I am a botanist in Tucson, Arizona USA and am interested in trying some of the smaller species of eucalypts for landscaping here.

The most commonly used species now are E.camaldulensis, E.microtheca and E.polyanthemos. Occasionally one sees E.leucoxylon, E.sideroxylon, E.papuana and a few others. All of these are too large for most yards and E.camaldulensis is infamous for buckling walls, streets, sidewalks, etc.

I know of many smaller species from 3 years of work in Western Australia planting trees in the wheatbelt and other arid parts. Many of the small WA eucs are very handsome and are the right size for the small yards of the new housing developments around Tucson. My only concern is that they may not be tolerant of the frosts we get here. It gets down to around -4 degrees C (mid-20s F) every winter and on occasion will get into the teens. The record low is about -11 degrees C (11 or 12 degrees F) -- cold enough to severely damage even the native vegetation.

Can you tell me where I might find information on the cold tolerances of the eucalypts (especially those of the wheatbelt and goldfields areas of WA)?

Greg Corman,
Arizona, USA

I'm not really sure where you might find the cold tolerance information for those species. This is one of those situations where Australians are not necessarily the best people to give advice because we don't get those sorts of temperature extremes in the major population centres (I sent the following information to Greg but, in fact, he already had a copy of the reference mentioned - not surprising given that he spent several years in the area covered by the publication).

The only reference I know is the book "Eucalypts of the Western Australian Goldfields (and the adjacent wheatbelt)" by G M Chippendale. This was published by the Australian Government Publishing Service in 1973 and has been out of print for some years.

The book describes many species and lists temperature extremes for each. A cursory look at some of the species suggests that the extreme minimum for most species is in the -5 to -2 C (23 to 27 F) range so they would probably be worth trying in your area. I doubt if anyone knows whether they could cope with the record low that you mention.

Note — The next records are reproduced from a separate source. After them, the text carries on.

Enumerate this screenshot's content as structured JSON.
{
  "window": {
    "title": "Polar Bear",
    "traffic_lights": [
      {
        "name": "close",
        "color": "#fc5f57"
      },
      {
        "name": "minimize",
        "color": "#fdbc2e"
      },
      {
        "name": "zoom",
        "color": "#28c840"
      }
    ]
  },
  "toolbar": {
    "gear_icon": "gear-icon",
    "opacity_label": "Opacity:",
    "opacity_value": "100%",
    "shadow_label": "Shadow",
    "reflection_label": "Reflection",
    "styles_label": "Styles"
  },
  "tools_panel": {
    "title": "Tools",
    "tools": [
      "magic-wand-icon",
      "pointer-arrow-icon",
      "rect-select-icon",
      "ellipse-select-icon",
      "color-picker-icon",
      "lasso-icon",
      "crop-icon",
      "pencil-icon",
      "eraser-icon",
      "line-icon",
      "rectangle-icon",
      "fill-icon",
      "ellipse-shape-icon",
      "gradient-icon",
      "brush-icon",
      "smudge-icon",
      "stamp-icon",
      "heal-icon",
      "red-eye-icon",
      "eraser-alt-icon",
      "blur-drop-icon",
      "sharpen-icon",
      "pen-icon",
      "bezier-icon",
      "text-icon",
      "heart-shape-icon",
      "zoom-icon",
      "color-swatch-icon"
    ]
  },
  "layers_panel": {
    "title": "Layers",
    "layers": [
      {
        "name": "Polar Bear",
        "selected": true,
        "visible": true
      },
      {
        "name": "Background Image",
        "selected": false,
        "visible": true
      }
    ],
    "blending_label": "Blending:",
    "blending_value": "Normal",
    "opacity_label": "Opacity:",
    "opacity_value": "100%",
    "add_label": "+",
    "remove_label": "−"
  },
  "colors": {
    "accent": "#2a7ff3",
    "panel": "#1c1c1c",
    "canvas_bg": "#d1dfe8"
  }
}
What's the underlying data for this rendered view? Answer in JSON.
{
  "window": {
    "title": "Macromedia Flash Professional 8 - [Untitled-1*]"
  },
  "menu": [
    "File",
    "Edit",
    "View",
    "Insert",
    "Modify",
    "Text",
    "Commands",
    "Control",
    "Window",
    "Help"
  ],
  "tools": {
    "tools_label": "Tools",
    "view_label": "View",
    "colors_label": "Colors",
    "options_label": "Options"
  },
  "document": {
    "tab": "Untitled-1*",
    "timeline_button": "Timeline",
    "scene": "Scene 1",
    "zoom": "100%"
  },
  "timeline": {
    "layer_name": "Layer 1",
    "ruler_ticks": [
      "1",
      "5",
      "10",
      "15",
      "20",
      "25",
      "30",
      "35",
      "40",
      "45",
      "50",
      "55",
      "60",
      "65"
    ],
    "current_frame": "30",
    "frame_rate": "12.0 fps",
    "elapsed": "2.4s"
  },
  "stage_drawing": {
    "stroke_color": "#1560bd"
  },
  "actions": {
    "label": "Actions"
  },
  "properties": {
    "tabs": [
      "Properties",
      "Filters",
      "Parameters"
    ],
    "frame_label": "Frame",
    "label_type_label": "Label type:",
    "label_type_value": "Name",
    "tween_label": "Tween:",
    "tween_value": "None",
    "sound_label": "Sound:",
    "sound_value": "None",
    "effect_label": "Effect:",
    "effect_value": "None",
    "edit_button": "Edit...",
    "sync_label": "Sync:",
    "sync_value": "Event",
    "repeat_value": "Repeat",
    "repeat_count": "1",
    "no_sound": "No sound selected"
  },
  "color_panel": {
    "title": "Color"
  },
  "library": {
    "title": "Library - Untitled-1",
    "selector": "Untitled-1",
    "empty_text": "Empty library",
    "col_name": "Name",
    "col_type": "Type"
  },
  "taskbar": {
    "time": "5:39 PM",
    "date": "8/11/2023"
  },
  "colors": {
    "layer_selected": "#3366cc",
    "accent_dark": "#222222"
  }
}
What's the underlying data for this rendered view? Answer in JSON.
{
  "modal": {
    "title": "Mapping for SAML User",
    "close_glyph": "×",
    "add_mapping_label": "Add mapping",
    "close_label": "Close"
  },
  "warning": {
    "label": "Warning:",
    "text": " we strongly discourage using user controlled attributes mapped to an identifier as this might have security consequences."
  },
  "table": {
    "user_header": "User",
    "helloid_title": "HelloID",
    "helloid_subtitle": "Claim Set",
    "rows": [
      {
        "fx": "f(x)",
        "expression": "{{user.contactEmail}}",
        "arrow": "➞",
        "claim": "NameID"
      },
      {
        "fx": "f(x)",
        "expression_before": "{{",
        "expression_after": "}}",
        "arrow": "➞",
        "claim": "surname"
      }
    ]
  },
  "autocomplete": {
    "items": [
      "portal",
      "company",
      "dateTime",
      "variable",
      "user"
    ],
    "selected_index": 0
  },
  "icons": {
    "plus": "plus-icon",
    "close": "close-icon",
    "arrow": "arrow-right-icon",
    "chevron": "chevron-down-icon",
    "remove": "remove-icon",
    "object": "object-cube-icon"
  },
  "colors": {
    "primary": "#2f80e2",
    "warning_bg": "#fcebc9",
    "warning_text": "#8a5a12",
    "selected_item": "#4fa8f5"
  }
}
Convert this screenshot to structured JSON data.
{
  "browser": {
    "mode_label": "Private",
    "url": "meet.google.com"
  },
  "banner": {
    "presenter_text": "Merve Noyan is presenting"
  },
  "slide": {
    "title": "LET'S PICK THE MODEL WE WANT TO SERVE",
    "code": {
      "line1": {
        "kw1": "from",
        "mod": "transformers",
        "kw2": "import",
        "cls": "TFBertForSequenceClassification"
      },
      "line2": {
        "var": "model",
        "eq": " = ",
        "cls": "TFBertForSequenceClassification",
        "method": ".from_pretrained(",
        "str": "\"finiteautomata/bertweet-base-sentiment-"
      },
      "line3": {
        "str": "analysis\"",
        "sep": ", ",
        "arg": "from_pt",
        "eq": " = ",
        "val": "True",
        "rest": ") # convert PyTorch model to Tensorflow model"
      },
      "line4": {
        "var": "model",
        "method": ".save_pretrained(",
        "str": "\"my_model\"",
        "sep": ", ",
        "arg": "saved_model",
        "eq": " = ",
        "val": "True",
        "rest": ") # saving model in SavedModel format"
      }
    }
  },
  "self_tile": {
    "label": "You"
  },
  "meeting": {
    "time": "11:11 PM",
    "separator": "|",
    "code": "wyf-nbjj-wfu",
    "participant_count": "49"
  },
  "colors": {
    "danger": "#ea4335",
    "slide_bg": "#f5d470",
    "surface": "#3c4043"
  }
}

Just for the record, the tree known as E.papuana in Australia is now known as Corymbia aparrerinja. C.papuana is now applied to a species from New Guinea.

A Craving for Chocolate!

Block of choc

I am doing a search on chocolate scented plants and wondered if you could provide me with a list of any that you might know of. I know that it sounds like a 'weird' idea, but believe me, there really are chocolate scented plants out there!

Hope you can help me with my search---thanks!


Well, you could melt some chocolate over a bunch of banksias ............

Just kidding!

The only chocolate-scented Australian plants that I know of are two members of the genus Dichopogon; D.strictus and D.fimbriatus. These are members of the Lily family and are known as Chocolate Lilies. They have mauve flowers with a chocolate scent.

John Wrigley couldn't add to this small list but suggested Susan seek out "Cosmos atrosanguineus" from Mexico which has the most deliciously chocolate scented flowers. It is a tuberous perennial which reaches about 50 cm high and has deep maroon flowers about 30 cm diameter."

A Bit Nutty!

My grand-daughter has a school assignment which requires her to get information on the bauble or bopper nut (same nut, variant spellings). Presumably it is Australian, and related to the Macadamia Nut family. Could you provide any information?

Florida, USA

It's called "bopple nut" and, you're right, it is related to the Macadamia and it is Australian. It's also known as the monkey nut (there's probably a good story in that name! -perhaps someone knows it?)

The botanical name is Hicksbeachia pinnatifolia and it belongs to the Protea family (Proteaceae) so it's also closely related to Banksia, Grevillea and Telopea (waratah). It comes from rainforests of north eastern New South Wales and south eastern Queensland and is a small tree to about 12 metres with very long lobed leaves up to 70cm long.

The nuts are pleasantly edible but not as tasty as the Macadamia and there is a similar species from north Queensland known as Hicksbeachia pilosa.

My reference for these notes is the book "Banksias, Waratahs and Grevilleas" by John Wrigley and Murray Fagg which contains a wealth of information on all Australian Proteaceae.